Jocelyn Aurelien, the new executive chef, has big plans for dining at UMass Boston, including cooking classes and a world cuisine station in the food court.
Aurelien said he prioritizes four key elements within his food: safety, freshness, flavor and time. In the food court, Aurelien is starting a six-week rotating station serving food from different parts of the world each week, including Southeast Asian, Caribbean and North American.
Aside from working in the food court, he is also in charge of catering events on campus, and has cooked for Chancellor Marcelo Suárez-Orozco.
He also hopes to start facilitating cooking lessons and competitions. During lessons, students can sign up and vote on a dish they want to learn to make. In competitions, though, it will be two-person teams that must create a dish with a specific ingredient as the main flavor.
While neither idea is final, Aurelien said he has done it in the past and has found it to be successful.
Aurelien said his love for cooking came from his mother, who he described as a “great culinarian.”
“From age 12 to 17 I was the official grocery shopper for my house,” Aurelien said. “I didn’t actually do the cooking, but I was the taster, the person that would do the marinating, getting the spice ready for cooking, getting the fire ready for cooking, not the actual cooking.”
When his mother died when he was 17, Aurelien took up cooking for the rest of his family until he was 22, when he moved to Boston. He picked up a job cleaning pots and pans and grew from there.
“Somehow, the chef at that time took interest in me. So within six months, he started giving me little things to do. Dicing, chopping, then before I knew it, he had me making minor things. ‘I’m going to get this on the fire and watch this.’ ‘I have this in the oven and you retrieve it.’” he said.
From there, he progressed and mastered making soups.
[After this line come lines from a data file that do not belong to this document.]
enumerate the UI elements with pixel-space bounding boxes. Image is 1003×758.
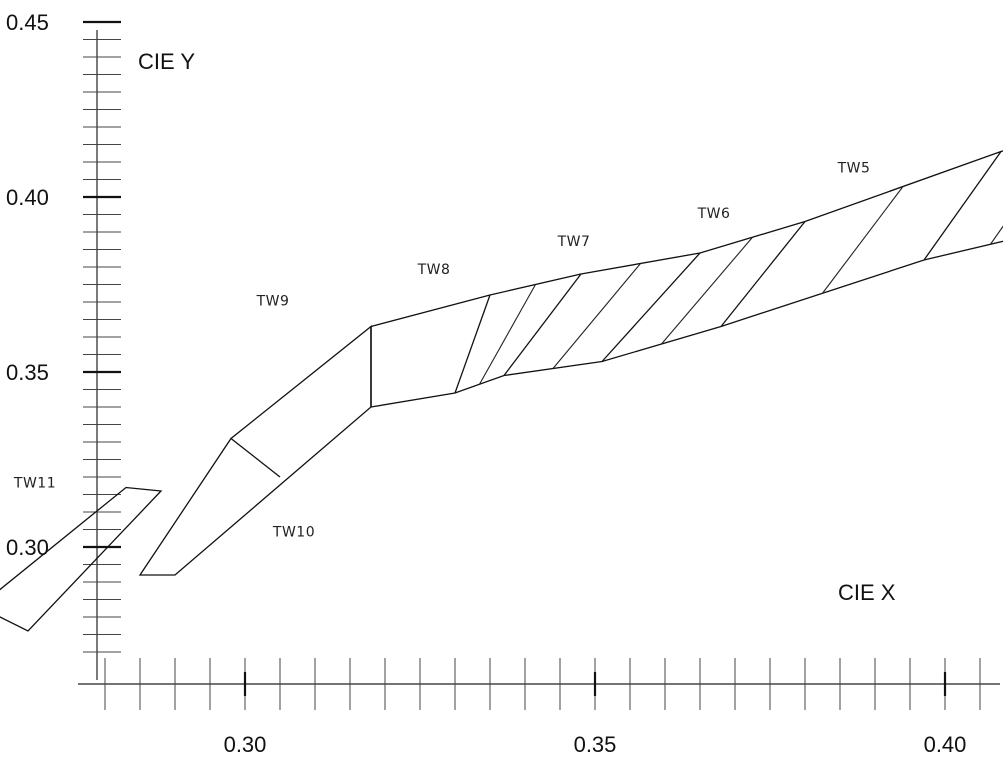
region-label-tw6: TW6 <box>697 206 731 222</box>
tw10-outline <box>138 325 372 576</box>
regions <box>0 150 1003 632</box>
region-divider <box>720 221 806 327</box>
y-tick-label: 0.30 <box>6 535 49 560</box>
region-hatch <box>661 236 753 345</box>
region-label-tw10: TW10 <box>272 525 315 541</box>
y-axis-title: CIE Y <box>138 49 195 74</box>
y-tick-label: 0.35 <box>6 360 49 385</box>
region-label-tw7: TW7 <box>557 234 591 250</box>
region-divider <box>503 273 582 376</box>
y-tick-label: 0.40 <box>6 185 49 210</box>
region-hatch <box>479 284 536 385</box>
region-hatch <box>990 225 1003 245</box>
x-tick-label: 0.40 <box>924 732 967 757</box>
x-tick-label: 0.35 <box>574 732 617 757</box>
tw10-divider <box>230 437 281 478</box>
tw1-tw9-outline <box>370 150 1003 408</box>
labels: TW1TW2TW3TW4TW5TW6TW7TW8TW9TW10TW11 <box>13 161 871 541</box>
region-label-tw8: TW8 <box>417 262 451 278</box>
region-divider <box>923 151 1002 261</box>
region-label-tw9: TW9 <box>256 294 290 310</box>
tw11-outline <box>0 486 163 632</box>
region-divider <box>454 294 491 394</box>
region-label-tw5: TW5 <box>837 161 871 177</box>
region-hatch <box>552 263 641 369</box>
x-tick-label: 0.30 <box>224 732 267 757</box>
region-hatch <box>822 186 904 294</box>
y-tick-label: 0.45 <box>6 10 49 35</box>
x-axis-title: CIE X <box>838 580 896 605</box>
region-label-tw11: TW11 <box>13 476 56 492</box>
axes: 0.300.350.400.450.300.350.400.450.50 <box>6 10 1000 757</box>
region-divider <box>601 252 701 362</box>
He especially excelled in making New England clam chowder, which he says is similar to Quincy Market’s chowder and invites students to try it every Friday, starting Nov. 8 in the Campus Center Food Court.
Aurelien was previously executive chef at Stonehill College, but said he was always drawn to UMass Boston. He attended events at the school, but was waiting for the right moment to apply.
“Andy, the DM, has been trying forever to get me to come here but it was never a good time. And this past, I would say July, ended up being the perfect time,” he said. “The timing was perfect and when I came here, I interviewed again with Andy, did my walk around, met with Diane. After one week I realized this is where I needed to be all that time. This school.”
Aurelien said the best part of UMass Boston is its students. “It’s only a month but my interactions with the students have been more ingrained and more involved than any other school,” he said.
He wants students to know that he can sympathize with the feeling of being away from home and extends guidance to anyone seeking it.
Said Aurelien, “You open your mind, you open your eyes, and you open your heart. If you do these three things, you’re good to go anywhere.”
This article appeared in print on Page 1 of Vol. LVIII Issue VII, published Nov. 18, 2024.